Despesas com educação no IRS: entre benefícios fiscais e armadilhas declarativas

  • Elsa Costa
  • 20 Maio 2026

Gastos com creches, escolas ou propinas são dedutíveis. Se não tiver feito em fevereiro, o contribuinte pode, aquando da entrega do seu IRS preencher o quadro 7 do Anexo H para poder usufruir.

A dedução à coleta das despesas de educação permite a “recuperação” de parte do valor pago com a educação dos diversos elementos do agregado familiar. Esta dedução tem associadas majorações que carecem de comunicações prévias para que surjam no pré-preenchimento ou no IRS automático. Ainda assim, o correto preenchimento do quadro 7 do Anexo H pode permitir a sua utilização.

Nos termos do artigo 78º-D do Código do IRS, a dedução à coleta corresponde a 30% das despesas de educação e formação suportadas por qualquer membro do agregado familiar, até ao limite global de 800 euros. Por outro lado, o n.º 11 do artigo 41º-B do Estatuto dos Benefícios Fiscais prevê uma majoração de 10 pontos percentuais para despesas relativas a estudantes que frequentem estabelecimentos de ensino situados em territórios do interior ou nas regiões autónomas, podendo o limite global ser elevado até 1.000 euros.

Esta majoração pode não estar a ser utilizada pela grande maioria das famílias, pelo que importa clarificar que, caso não tenha sido efetuada a comunicação no portal das Finanças em fevereiro, o contribuinte pode, aquando da entrega do seu IRS preencher o quadro 7 do Anexo H para poder usufruir da mesma.

No que respeita à tipologia de encargos elegíveis, a lei adota um conceito relativamente amplo, embora sujeito a requisitos específicos.

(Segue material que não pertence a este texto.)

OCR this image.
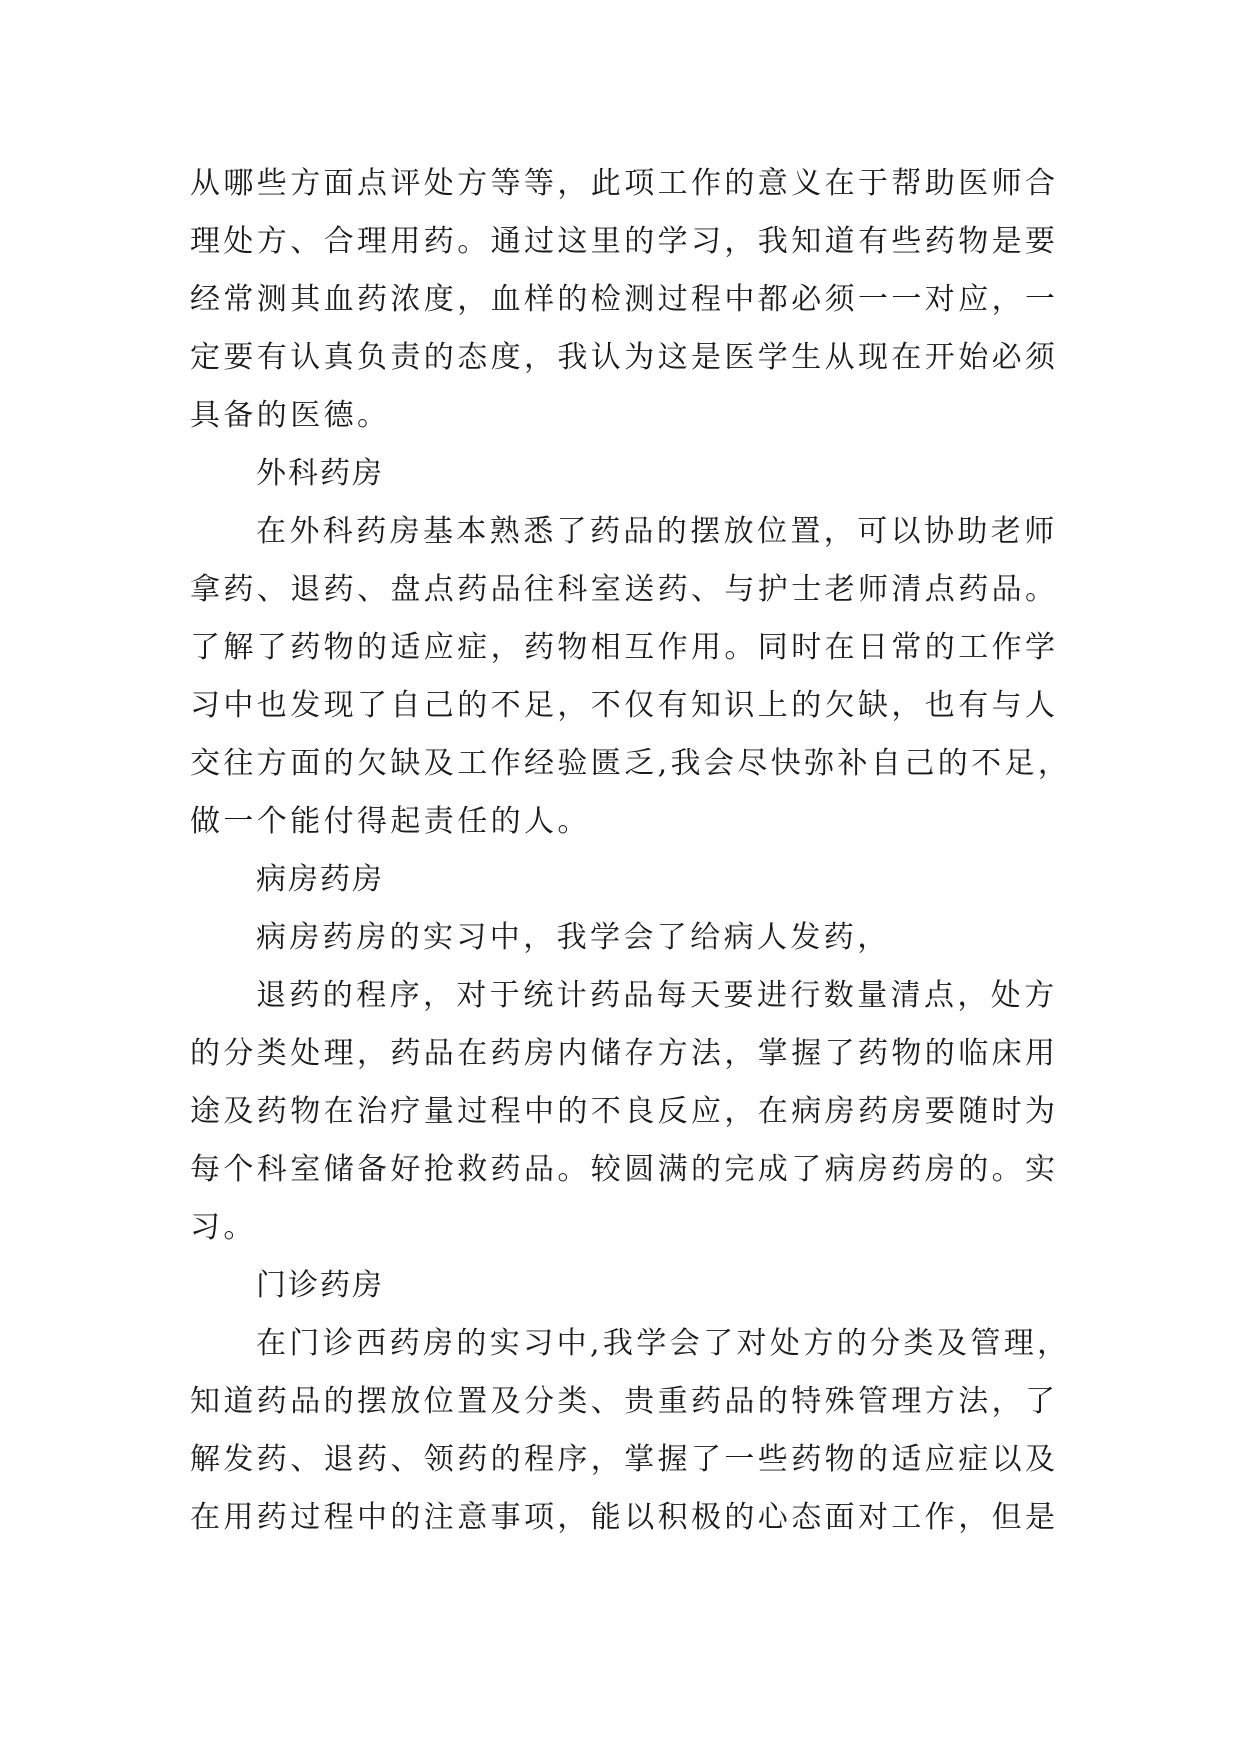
从哪些方面点评处方等等，此项工作的意义在于帮助医师合
理处方、合理用药。通过这里的学习，我知道有些药物是要
经常测其血药浓度，血样的检测过程中都必须一一对应，一
定要有认真负责的态度，我认为这是医学生从现在开始必须
具备的医德。
外科药房
在外科药房基本熟悉了药品的摆放位置，可以协助老师
拿药、退药、盘点药品往科室送药、与护士老师清点药品。
了解了药物的适应症，药物相互作用。同时在日常的工作学
习中也发现了自己的不足，不仅有知识上的欠缺，也有与人
交往方面的欠缺及工作经验匮乏,我会尽快弥补自己的不足，
做一个能付得起责任的人。
病房药房
病房药房的实习中，我学会了给病人发药，
退药的程序，对于统计药品每天要进行数量清点，处方
的分类处理，药品在药房内储存方法，掌握了药物的临床用
途及药物在治疗量过程中的不良反应，在病房药房要随时为
每个科室储备好抢救药品。较圆满的完成了病房药房的。实
习。
门诊药房
在门诊西药房的实习中,我学会了对处方的分类及管理，
知道药品的摆放位置及分类、贵重药品的特殊管理方法，了
解发药、退药、领药的程序，掌握了一些药物的适应症以及
在用药过程中的注意事项，能以积极的心态面对工作，但是
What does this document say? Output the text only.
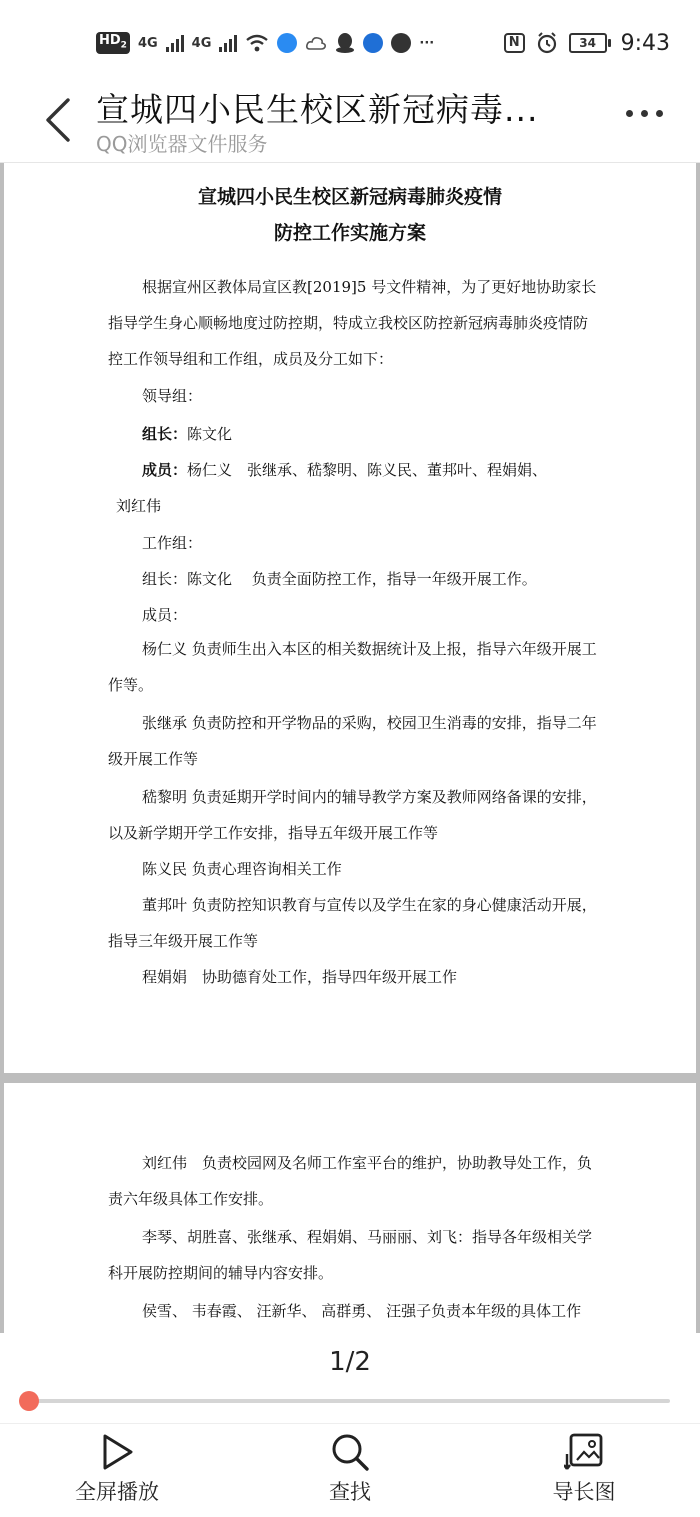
$HD_2$ 4G	4G	···	N	34	9:43
宣城四小民生校区新冠病毒...
QQ浏览器文件服务
宣城四小民生校区新冠病毒肺炎疫情
防控工作实施方案
根据宣州区教体局宣区教[2019]5 号文件精神，为了更好地协助家长指导学生身心顺畅地度过防控期，特成立我校区防控新冠病毒肺炎疫情防控工作领导组和工作组，成员及分工如下：
领导组：
组长：陈文化
成员：杨仁义　张继承、嵇黎明、陈义民、董邦叶、程娟娟、
刘红伟
工作组：
组长：陈文化　 负责全面防控工作，指导一年级开展工作。
成员：
杨仁义 负责师生出入本区的相关数据统计及上报，指导六年级开展工作等。
张继承 负责防控和开学物品的采购，校园卫生消毒的安排，指导二年级开展工作等
嵇黎明 负责延期开学时间内的辅导教学方案及教师网络备课的安排，以及新学期开学工作安排，指导五年级开展工作等
陈义民 负责心理咨询相关工作
董邦叶 负责防控知识教育与宣传以及学生在家的身心健康活动开展，指导三年级开展工作等
程娟娟　协助德育处工作，指导四年级开展工作
刘红伟　负责校园网及名师工作室平台的维护，协助教导处工作，负责六年级具体工作安排。
李琴、胡胜喜、张继承、程娟娟、马丽丽、刘飞：指导各年级相关学科开展防控期间的辅导内容安排。
侯雪、 韦春霞、 汪新华、 高群勇、 汪强子负责本年级的具体工作
1/2
全屏播放	查找	导长图
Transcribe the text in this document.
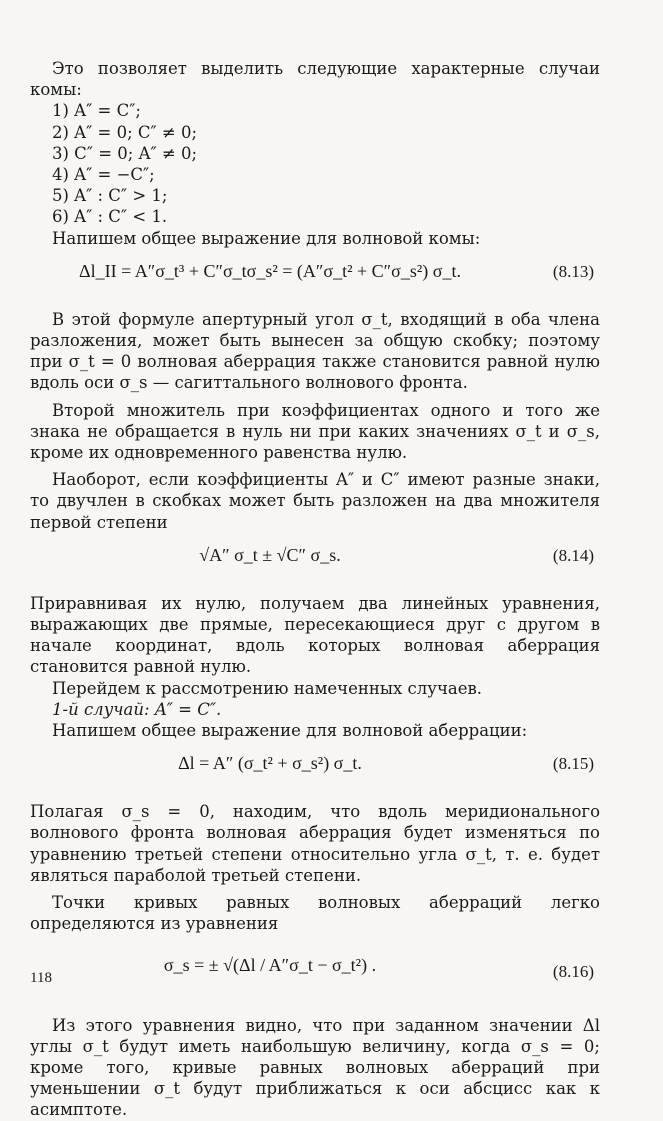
Это позволяет выделить следующие характерные случаи комы:

1) A″ = C″;

2) A″ = 0; C″ ≠ 0;

3) C″ = 0; A″ ≠ 0;

4) A″ = −C″;

5) A″ : C″ > 1;

6) A″ : C″ < 1.

Напишем общее выражение для волновой комы:

Δl_II = A″σ_t³ + C″σ_tσ_s² = (A″σ_t² + C″σ_s²) σ_t.	(8.13)

В этой формуле апертурный угол σ_t, входящий в оба члена разложения, может быть вынесен за общую скобку; поэтому при σ_t = 0 волновая аберрация также становится равной нулю вдоль оси σ_s — сагиттального волнового фронта.

Второй множитель при коэффициентах одного и того же знака не обращается в нуль ни при каких значениях σ_t и σ_s, кроме их одновременного равенства нулю.

Наоборот, если коэффициенты A″ и C″ имеют разные знаки, то двучлен в скобках может быть разложен на два множителя первой степени

√A″ σ_t ± √C″ σ_s.	(8.14)

Приравнивая их нулю, получаем два линейных уравнения, выражающих две прямые, пересекающиеся друг с другом в начале координат, вдоль которых волновая аберрация становится равной нулю.

Перейдем к рассмотрению намеченных случаев.

1-й случай: A″ = C″.

Напишем общее выражение для волновой аберрации:

Δl = A″ (σ_t² + σ_s²) σ_t.	(8.15)

Полагая σ_s = 0, находим, что вдоль меридионального волнового фронта волновая аберрация будет изменяться по уравнению третьей степени относительно угла σ_t, т. е. будет являться параболой третьей степени.

Точки кривых равных волновых аберраций легко определяются из уравнения

σ_s = ± √(Δl / A″σ_t − σ_t²) .	(8.16)

Из этого уравнения видно, что при заданном значении Δl углы σ_t будут иметь наибольшую величину, когда σ_s = 0; кроме того, кривые равных волновых аберраций при уменьшении σ_t будут приближаться к оси абсцисс как к асимптоте.

118
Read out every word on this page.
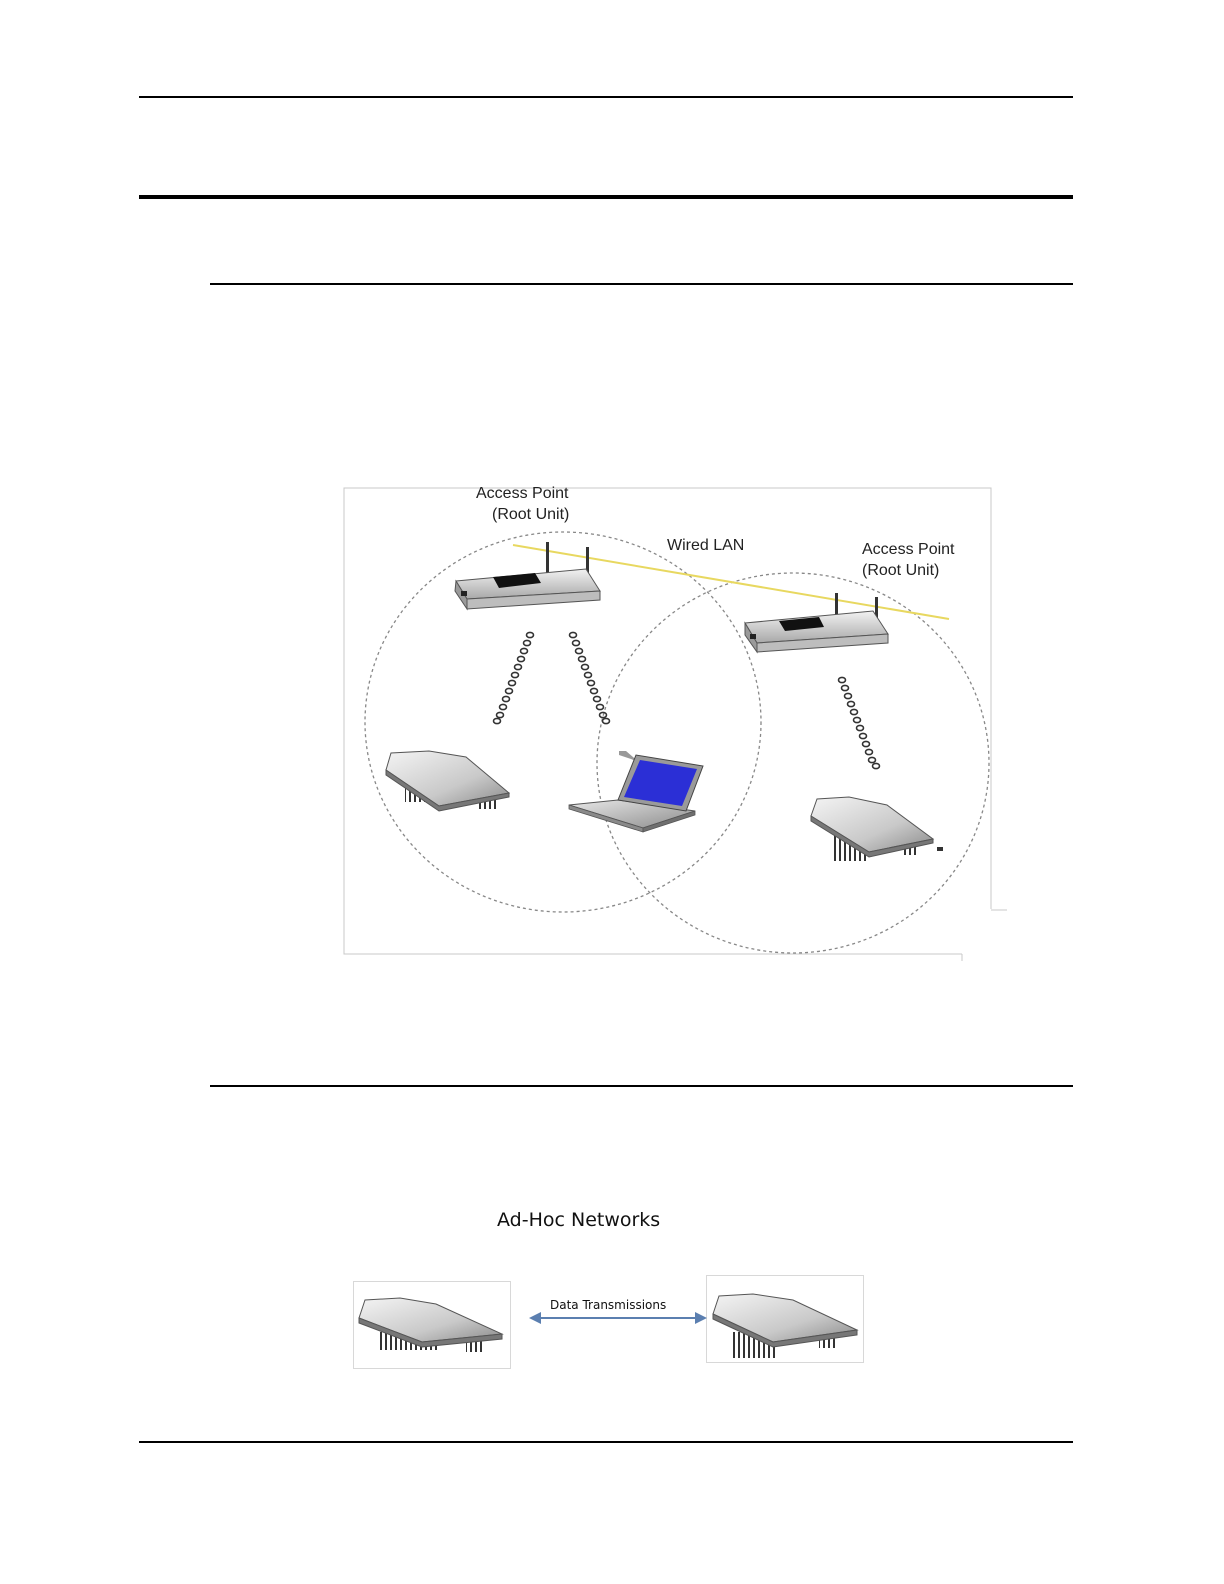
Access Point
(Root Unit)
Wired LAN	Access Point
(Root Unit)
Ad-Hoc Networks
Data Transmissions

São consideradas despesas de educação os encargos com creches, jardins-de-infância, lactários, escolas e estabelecimentos de ensino, bem como propinas e outros serviços diretamente relacionados com a atividade educativa. Incluem-se ainda os gastos com manuais e livros escolares, desde que sujeitos a taxa reduzida de IVA ou isentos.

Além destas despesas mais evidentes, o regime abrange também encargos com explicações, formação profissional e atividades de apoio pedagógico, desde que os prestadores estejam devidamente enquadrados nos códigos de atividade económica previstos na lei. Do mesmo modo, podem ser consideradas despesas com amas e serviços de apoio à infância, desde que cumpram os requisitos formais de faturação e enquadramento fiscal.

Estas despesas devem estar suportadas por faturas comunicadas à Autoridade Tributária ou por comunicações específicas quando não exista obrigação de emissão de fatura, sendo ainda exigido que as entidades emitentes se encontrem enquadradas em CAE específicos ou nos códigos previstos na tabela anexa ao CIRS.

As refeições escolares também são dedutíveis como despesas de educação, desde que devidamente faturadas por entidades reconhecidas como fornecedoras deste tipo de serviço e corretamente classificadas pelo contribuinte

Outro aspeto relevante prende-se com as despesas de estudantes deslocados, designadamente as rendas de alojamento. Nestes casos, é possível deduzir encargos com arrendamento, até ao limite específico previsto na lei, desde que o estudante tenha menos de 25 anos e frequente um estabelecimento de ensino situado a mais de 50 km da residência permanente do agregado. Estas despesas assumem particular relevância em agregados com filhos no ensino superior.

Relativamente a despesas suportadas no estrangeiro, estas podem ser consideradas, desde que cumpram os requisitos legais, devendo o contribuinte proceder à sua comunicação manual através do Portal das Finanças ou diretamente na declaração.

Importa ainda referir que nem todas as despesas associadas à educação são elegíveis. Ficam excluídos, em regra, os encargos com material escolar sujeito à taxa normal de IVA, como computadores, mochilas ou vestuário, bem como despesas de transporte. Esta limitação resulta essencialmente do critério fiscal associado à taxa de IVA aplicável e ao enquadramento da entidade prestadora.

Em conclusão, a dedução de despesas de educação revela-se tecnicamente exigente, quer pela diversidade de requisitos, quer pelas especificidades associadas a determinadas situações, como estudantes deslocados ou despesas no estrangeiro. Neste contexto, o recurso a um contabilista certificado pode ser determinante para assegurar o correto enquadramento e otimização do benefício fiscal.